A nurse is caring for a child who has a tracheostomy. After suctioning the tracheostomy,
the nurse determines that the procedure was effective with which of the following
assessment findings?

A. Increased respiratory rate
B. Stable oxygen saturation
C. Clear breath sounds
D. Brisk capillary refill

A nurse is admitting a 9 year old child who has acute rheumatic fever. When obtaining
the client's history, it is appropriate for the nurse to ask the parent which of the following
questions?

A. "Has your son had a sore throat recently?"
B. "Was your son born with this cardiac defect?"
C. "Has your child had any injuries recently?"
D. "Are you aware that your son will have to be in isolation?"

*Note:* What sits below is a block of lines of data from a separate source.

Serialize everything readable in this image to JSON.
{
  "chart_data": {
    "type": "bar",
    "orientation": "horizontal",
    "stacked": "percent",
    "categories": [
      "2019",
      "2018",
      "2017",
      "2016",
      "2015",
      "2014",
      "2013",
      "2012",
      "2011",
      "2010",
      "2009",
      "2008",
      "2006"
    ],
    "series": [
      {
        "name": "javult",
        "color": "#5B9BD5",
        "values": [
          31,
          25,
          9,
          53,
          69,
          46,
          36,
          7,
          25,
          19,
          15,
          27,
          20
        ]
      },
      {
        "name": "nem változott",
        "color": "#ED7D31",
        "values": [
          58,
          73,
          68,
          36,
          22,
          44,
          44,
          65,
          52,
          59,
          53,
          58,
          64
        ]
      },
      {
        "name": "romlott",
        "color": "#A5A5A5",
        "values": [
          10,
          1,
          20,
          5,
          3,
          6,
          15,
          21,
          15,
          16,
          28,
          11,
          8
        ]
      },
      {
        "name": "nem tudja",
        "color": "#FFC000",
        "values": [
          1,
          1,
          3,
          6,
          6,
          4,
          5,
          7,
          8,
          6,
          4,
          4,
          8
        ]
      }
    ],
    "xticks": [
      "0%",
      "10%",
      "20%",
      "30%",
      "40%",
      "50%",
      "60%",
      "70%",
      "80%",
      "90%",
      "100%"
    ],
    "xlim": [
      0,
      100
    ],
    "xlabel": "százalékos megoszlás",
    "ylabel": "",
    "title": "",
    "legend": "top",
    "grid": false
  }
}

Rationale: Rheumatic fever typically develops 2 to 6 weeks after an untreated or
ineffectively treated streptococcal infection of the respiratory tract. It is appropriate to
determine whether or not the child previously has a sore throat.

A nurse is planning care for a child with suspected epiglottitis. Which of the following is
an appropriate action for the nurse to take?

A. Obtain a throat culture.
B. Place client in an upright position.